Kami tidak tertarik untuk masuk ke pemandian. Maka kami langsung meluncur turun. Aku bercerita kepadanya bahwa di daerah sana banyak tujang ojek yang akan menawarkan penginapan kepadanya kalau dia datang bareng cewek. Menawarkan penginapan dan segala fasilitas najis. Dia tersenyum. Aku bertanya, "Kenapa?" Dia menjawab asal, "Kalau datang sama cowok? Ah paling tukang ojeknya nawarin, sama saya saja, Mas!" Kami berderaian tawa.


Menjulang Nyata

Tampaknya nasib baik berpihak kepada kami. Ketika kami turun, lesehan yang tadi penuh sudah lebih sepi. Kami berbelok dan makan. Menunya tidak terlalu spesial, tetapi aku punya kenangan masa kecil di sini. Ini adalah lesehan pertamaku. Mungkin aku berumur 4 atau 5 tahun ketika pertama kali datang ke tempat ini. Ingatan-ingatan bahagia tentang Oomku yang sekarang tinggal menyisakan kemarahan dan sesak untuk Bu Dheku. Aku tak hendak berbicara lebih panjang tentang itu. Demikianlah maka ayam bakar, tempe, urap, jus tomat, es jeruk dan nasi sebakul itu habis kami bagi dua.
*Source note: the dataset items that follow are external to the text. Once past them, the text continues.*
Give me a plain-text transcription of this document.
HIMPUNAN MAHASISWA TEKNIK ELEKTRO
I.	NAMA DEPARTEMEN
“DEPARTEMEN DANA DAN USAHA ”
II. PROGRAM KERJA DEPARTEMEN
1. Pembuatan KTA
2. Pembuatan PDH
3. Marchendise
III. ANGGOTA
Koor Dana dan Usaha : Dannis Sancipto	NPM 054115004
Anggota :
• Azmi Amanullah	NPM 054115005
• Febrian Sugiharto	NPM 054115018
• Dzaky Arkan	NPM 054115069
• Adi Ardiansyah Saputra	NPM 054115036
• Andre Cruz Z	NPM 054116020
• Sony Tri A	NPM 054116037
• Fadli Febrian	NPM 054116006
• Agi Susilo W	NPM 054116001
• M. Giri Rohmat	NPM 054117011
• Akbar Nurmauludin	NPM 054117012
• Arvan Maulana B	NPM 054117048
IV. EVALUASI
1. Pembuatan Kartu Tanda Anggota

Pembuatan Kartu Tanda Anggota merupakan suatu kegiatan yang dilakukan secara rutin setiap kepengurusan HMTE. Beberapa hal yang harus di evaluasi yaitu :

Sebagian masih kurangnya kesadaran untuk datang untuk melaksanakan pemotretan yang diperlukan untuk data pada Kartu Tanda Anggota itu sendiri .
"Di atas ada tempat yang bagus buat foto!" Dan seketika Amin yang sebentar lalu mengaku kekenyangan langsung siaga 45. Berbagai polah dilakukannya, mulai terbang sampai sok serius. Demi bidikan kamera. Dasar Narsicus! Aku sih seneng saja, dapat talent gratis. Punya teman asik memang bikin perjalanan jadi meriah, kayak lomba krupuk nasional.
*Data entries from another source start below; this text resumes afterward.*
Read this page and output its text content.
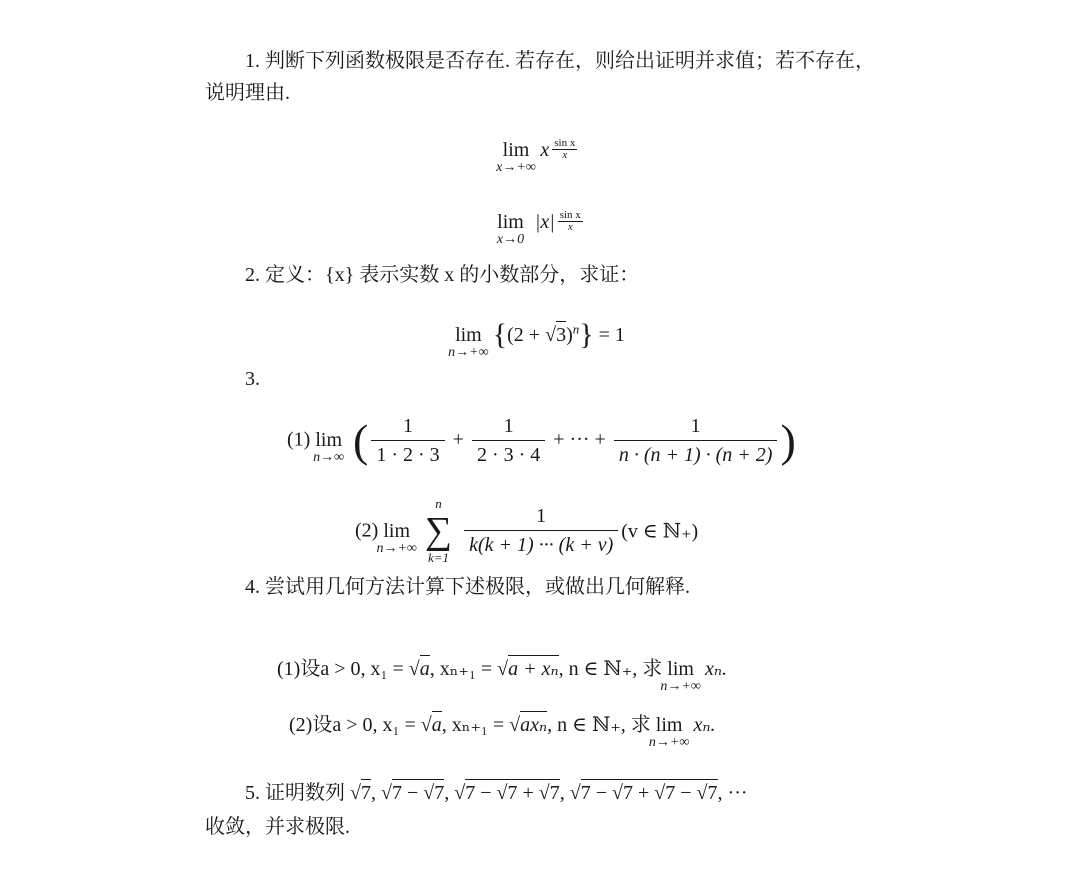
1. 判断下列函数极限是否存在. 若存在，则给出证明并求值；若不存在，
说明理由.
lim
x→+∞
x $\frac{\text{sin x}}{x}$
lim
x→0
$|x| \frac{\text{sin x}}{x}$
2. 定义：{x} 表示实数 x 的小数部分，求证：
lim
n→+∞
$\{(2 + √3)^n\} = 1$
3.
(1) lim
n→∞ ( $\frac{1}{1 \cdot 2 \cdot 3} + \frac{1}{2 \cdot 3 \cdot 4}$ + ··· + $\frac{1}{n \cdot (n + 1) \cdot (n + 2)}$ )
(2) lim
n→+∞

n
∑
k=1

$\frac{1}{k(k + 1) \cdot\cdot\cdot (k + v)} (v$ ∈ ℕ₊)
4. 尝试用几何方法计算下述极限，或做出几何解释.
(1)设a > 0, x₁ = √a, xₙ₊₁ = √a + xₙ, n ∈ ℕ₊, 求 lim
n→+∞
xₙ.
(2)设a > 0, x₁ = √a, xₙ₊₁ = √axₙ, n ∈ ℕ₊, 求 lim
n→+∞
xₙ.
5. 证明数列 √7, √7 − √7, √7 − √7 + √7, √7 − √7 + √7 − √7, ···
收敛，并求极限.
Usai dari sana jam lima sudah memanggil-manggil kami buat pulang. Aku belum memutuskan kembali ke Pare atau menginap di rumah. Tampaknya aku lebih berat ke rumah. Besok Shienna ulang tahun. Kami masih menyempatkan pergi ke hutan pinus, untuk sejenak mengambil beberapa foto. Talentku satu ini langsung bersiaga. Kupluk direnggutnya dan dia melepas kaus merahnya berganti kaos dalam hitam.

Dia tertawa memandangku, "Upacara bendera siap dimulai." Kami tertawa berderai, Setelah beberapa foto kami pulang. Dia sempat membayariku untuk sebuah labu dan tiga ikat selada air. Aku kangen makan selada air cocol sambal terasi, dilengkapi dengan wedang angsle atau kolak labu. Sudah meleleh rasanya liurku. Aku memilih menginap di rumah Pacet, dia pamit kepada ibuku dan kembali ke Sidoarjo. Rasanya gak masalah kalau perjalanan berikutnya sama dia lagi. Modalnya gampang kok, cukup marah-marah sebentar dan kamera.